Zyklon – World Ov Worms


Jul 15, 2001
The starry attic
Zyklon – World Ov Worms
Candlelight Candle061CD 2001
By Russell Garwood

Zyklon’s “World Ov Worms” shows a marked change in direction from the days of Zyklon-B to a more brutal black/death hybrid. The line up now stands as Zamoth (the S has been changed to a Z) and Trym from Emperor, Destructhor from Myrkskog and full time vocalist (despite being listed as a session musician in the credits) Daemon of Limbonic Art. Virtual super-group status means that session musicians include Trickster G (Garm) from Ulver and American fetish queen Persephone.

“World Ov Worms” is a searing, brutal and intense slab of extreme metal; what you would expect when you mix the different influences present in Zyklon. The guitar is super-fast and heavy, the bass less prominent, and Trym’s drumming amazing; not only fitting with, but complementing the music (see the use of the crash at the beginning of opener “Hammer Revelation”). The vocals - quite different from Daemon’s earlier work - are actually comprehensible, making a pleasant change. There is variation in the music; multiple time changes, sporadic melodic riffs, some female vocals, and well dispersed electronic effects throughout the album (for example the almost industrial/dance section in “Chaos Deathcult”). As you would expect from such a technical album, the production is excellent; crystal clear and perfectly balanced.

There is one major weakness however, the lyrics. Written in jail by ex-Emperor drummer Bård “Faust” Eithun, they are often broken, nonsensical and childish; for example “Ultra death, hardcore thrash; give me your call/ Holy death, in presence of which I gave you it all” (Deduced To Overkill). The pretentious explanations (such as “An abstract ‘key word based’ lyric criticising just about every single monotheistic, dogmatic religion around, for their suffocation-like grip on their adherents” for the above lyrics) only go to show how completely Eithun has failed, and demonstrate his gross misinterpretation (in my eyes) of the texts and philosophies upon which many of the lyrics are based.

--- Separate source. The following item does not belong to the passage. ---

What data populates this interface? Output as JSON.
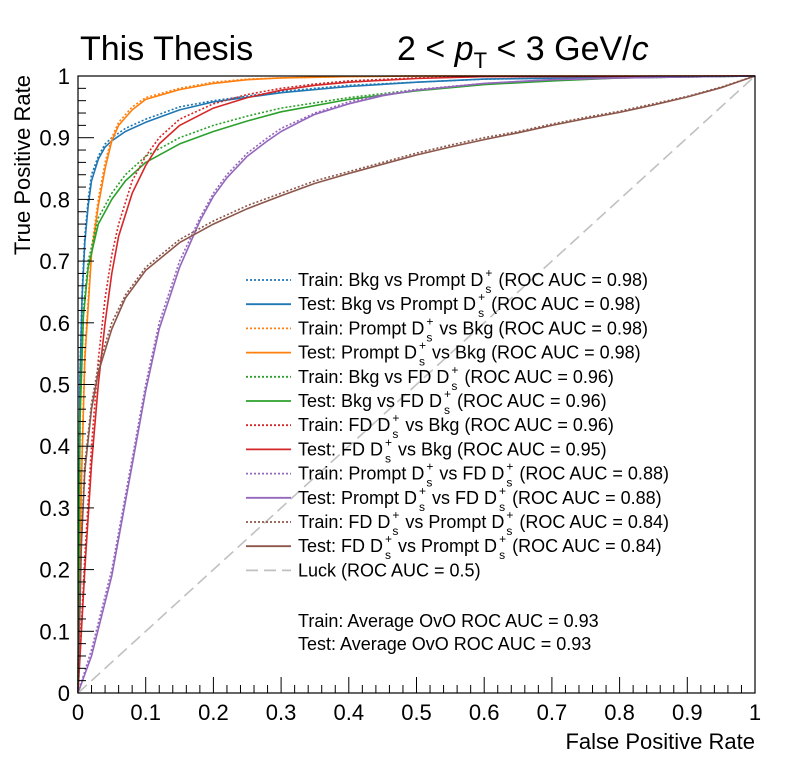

This is not a large problem however, and overall this is an extremely impressive album, well worth purchasing; after a period of acclimatisation it just keeps calling you back…
I disagree about your interpretation of Faust's lyrical value. It oboviously not phenomical cosmic lyric writing, but it is brutal and fits the theme they were going for. Myrkskogs lyrics are somewhat similar. There not thought provoking, but they go well with the music and get the point across. But yes, this is excellent album indeed. I have the split with Red Harvest as well, excellent work. to bad Daemon has left as well.